Some are urging Trump to go further.
“Federally accredited institutions should eliminate ALL preferences grounded in arbitrary circumstances of ancestry that students have no control over, such as legacy status,” Young said on social media.
Stanford University said in July it will continue considering legacy status, even after a California law barred it at institutions that receive state financial aid. Stanford opted to withdraw from the state’s student financial aid program rather than end the practice. The university said it will replace the funding with internal money — even as it begins layoffs to close a $140 million budget deficit.
Stanford officials declined to comment. Last year, as part of a state transparency law, the school reported that about 14% of its new students were relatives of alumni or donors.

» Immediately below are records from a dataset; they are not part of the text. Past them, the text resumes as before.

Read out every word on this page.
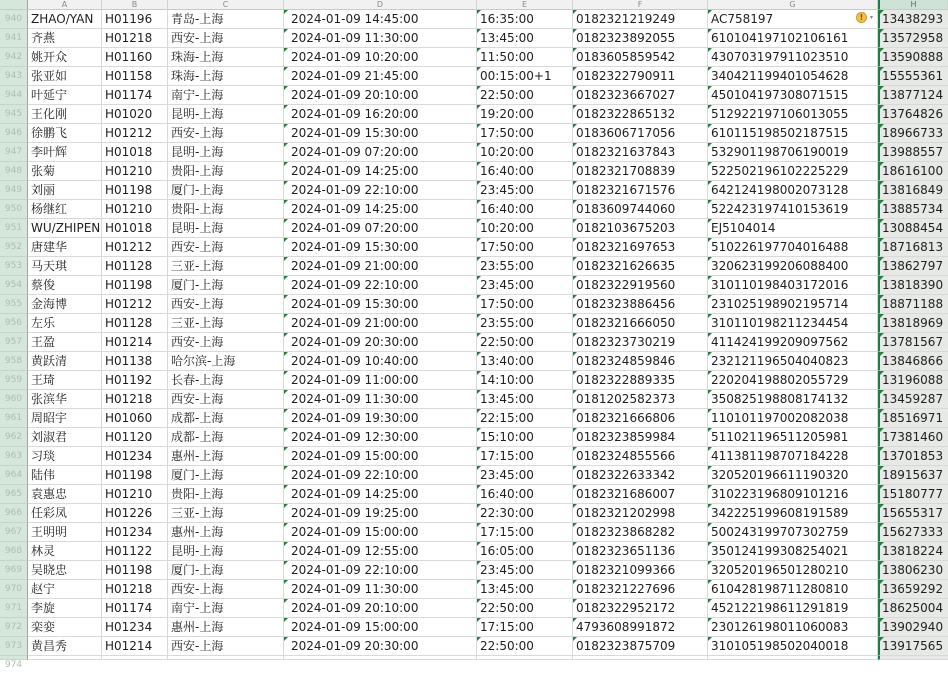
A	B	C	D	E	F	G	H
940 ZHAO/YAN H01196	青岛-上海	2024-01-09 14:45:00	16:35:00	0182321219249	AC758197	!	▾ 13438293
941 齐燕	H01218	西安-上海	2024-01-09 11:30:00	13:45:00	0182323892055	610104197102106161	13572958
942 姚开众	H01160	珠海-上海	2024-01-09 10:20:00	11:50:00	0183605859542	430703197911023510	13590888
943 张亚如	H01158	珠海-上海	2024-01-09 21:45:00	00:15:00+1	0182322790911	340421199401054628	15555361
944 叶延宁	H01174	南宁-上海	2024-01-09 20:10:00	22:50:00	0182323667027	450104197308071515	13877124
945 王化刚	H01020	昆明-上海	2024-01-09 16:20:00	19:20:00	0182322865132	512922197106013055	13764826
946 徐鹏飞	H01212	西安-上海	2024-01-09 15:30:00	17:50:00	0183606717056	610115198502187515	18966733
947 李叶辉	H01018	昆明-上海	2024-01-09 07:20:00	10:20:00	0182321637843	532901198706190019	13988557
948 张菊	H01210	贵阳-上海	2024-01-09 14:25:00	16:40:00	0182321708839	522502196102225229	18616100
949 刘丽	H01198	厦门-上海	2024-01-09 22:10:00	23:45:00	0182321671576	642124198002073128	13816849
950 杨继红	H01210	贵阳-上海	2024-01-09 14:25:00	16:40:00	0183609744060	522423197410153619	13885734
951 WU/ZHIPEN H01018	昆明-上海	2024-01-09 07:20:00	10:20:00	0182103675203	EJ5104014	13088454
952 唐建华	H01212	西安-上海	2024-01-09 15:30:00	17:50:00	0182321697653	510226197704016488	18716813
953 马天琪	H01128	三亚-上海	2024-01-09 21:00:00	23:55:00	0182321626635	320623199206088400	13862797
954 蔡俊	H01198	厦门-上海	2024-01-09 22:10:00	23:45:00	0182322919560	310110198403172016	13818390
955 金海博	H01212	西安-上海	2024-01-09 15:30:00	17:50:00	0182323886456	231025198902195714	18871188
956 左乐	H01128	三亚-上海	2024-01-09 21:00:00	23:55:00	0182321666050	310110198211234454	13818969
957 王盈	H01214	西安-上海	2024-01-09 20:30:00	22:50:00	0182323730219	411424199209097562	13781567
958 黄跃清	H01138	哈尔滨-上海	2024-01-09 10:40:00	13:40:00	0182324859846	232121196504040823	13846866
959 王琦	H01192	长春-上海	2024-01-09 11:00:00	14:10:00	0182322889335	220204198802055729	13196088
960 张滨华	H01218	西安-上海	2024-01-09 11:30:00	13:45:00	0181202582373	350825198808174132	13459287
961 周昭宇	H01060	成都-上海	2024-01-09 19:30:00	22:15:00	0182321666806	110101197002082038	18516971
962 刘淑君	H01120	成都-上海	2024-01-09 12:30:00	15:10:00	0182323859984	511021196511205981	17381460
963 习琰	H01234	惠州-上海	2024-01-09 15:00:00	17:15:00	0182324855566	411381198707184228	13701853
964 陆伟	H01198	厦门-上海	2024-01-09 22:10:00	23:45:00	0182322633342	320520196611190320	18915637
965 袁惠忠	H01210	贵阳-上海	2024-01-09 14:25:00	16:40:00	0182321686007	310223196809101216	15180777
966 任彩凤	H01226	三亚-上海	2024-01-09 19:25:00	22:30:00	0182321202998	342225199608191589	15655317
967 王明明	H01234	惠州-上海	2024-01-09 15:00:00	17:15:00	0182323868282	500243199707302759	15627333
968 林灵	H01122	昆明-上海	2024-01-09 12:55:00	16:05:00	0182323651136	350124199308254021	13818224
969 吴晓忠	H01198	厦门-上海	2024-01-09 22:10:00	23:45:00	0182321099366	320520196501280210	13806230
970 赵宁	H01218	西安-上海	2024-01-09 11:30:00	13:45:00	0182321227696	610428198711280810	13659292
971 李旋	H01174	南宁-上海	2024-01-09 20:10:00	22:50:00	0182322952172	452122198611291819	18625004
972 栾娈	H01234	惠州-上海	2024-01-09 15:00:00	17:15:00	4793608991872	230126198011060083	13902940
973 黄昌秀	H01214	西安-上海	2024-01-09 20:30:00	22:50:00	0182323875709	310105198502040018	13917565
974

The executive action signed by Trump last week requires universities to turn over more information about students who apply to and are accepted to their campuses. Taxpayers “deserve confidence in the fairness and integrity” of decisions, his memorandum said, adding that more information is needed to ensure colleges are heeding the Supreme Court’s decision.
A week earlier, the Justice Department issued a memo clarifying what it considers illegal discrimination in admissions. It takes issue not only with overt racial considerations but also “proxies” for race, including “geographic targeting” or personal essays asking about obstacles applicants have overcome.
Similar language requiring “merit-based” admissions policies was included in the government’s resolutions with Brown and Columbia universities. None of the actions made any mention of legacy admissions.
If the Trump administration wants to make admissions a meritocracy, it should start by ending legacy preferences, said Oren Sellstrom, litigation director for the group.
“These deeply unmeritocratic preferences simply reward students based on who their parents are. It’s hard to imagine anything more unfair or contrary to basic merit principles,” he said.
Colleges defend the practice by saying it builds community and encourages families to become donors. Some backers say it increasingly helps nonwhite students as campuses become more diverse.
Georgetown University reviewed the policy but kept it in place this year after concluding the pool of legacy applicants had a similar makeup to the wider admissions pool.
Universities are required to tell the federal government whether they consider legacy status, but they don’t have to divulge how far it tips the scale or how many legacy students they admit. Among the 20 most selective universities that say they employ the practice, none would tell The Associated Press what percentage of their incoming class has a family connection to alumni or donors.
Trump’s blitz to root out racial preferences has hinged on the argument that it undermines merit. New scrutiny is needed to ensure colleges are following the Supreme Court’s order and “recruiting and training capable future doctors, engineers, scientists” and other workers, he said in his executive action.
That argument sends the message that minority students are “intellectually suspect until proven otherwise,” said Justin Driver, a Yale law professor with a forthcoming book on affirmative action. He worries Trump’s latest actions will intimidate colleges into limiting minority enrollment to avoid raising the suspicion of the government.
“I believe that the United States confronts a lot of problems today,” Driver said. “Too many Black students on first-rate college campuses is not among them.”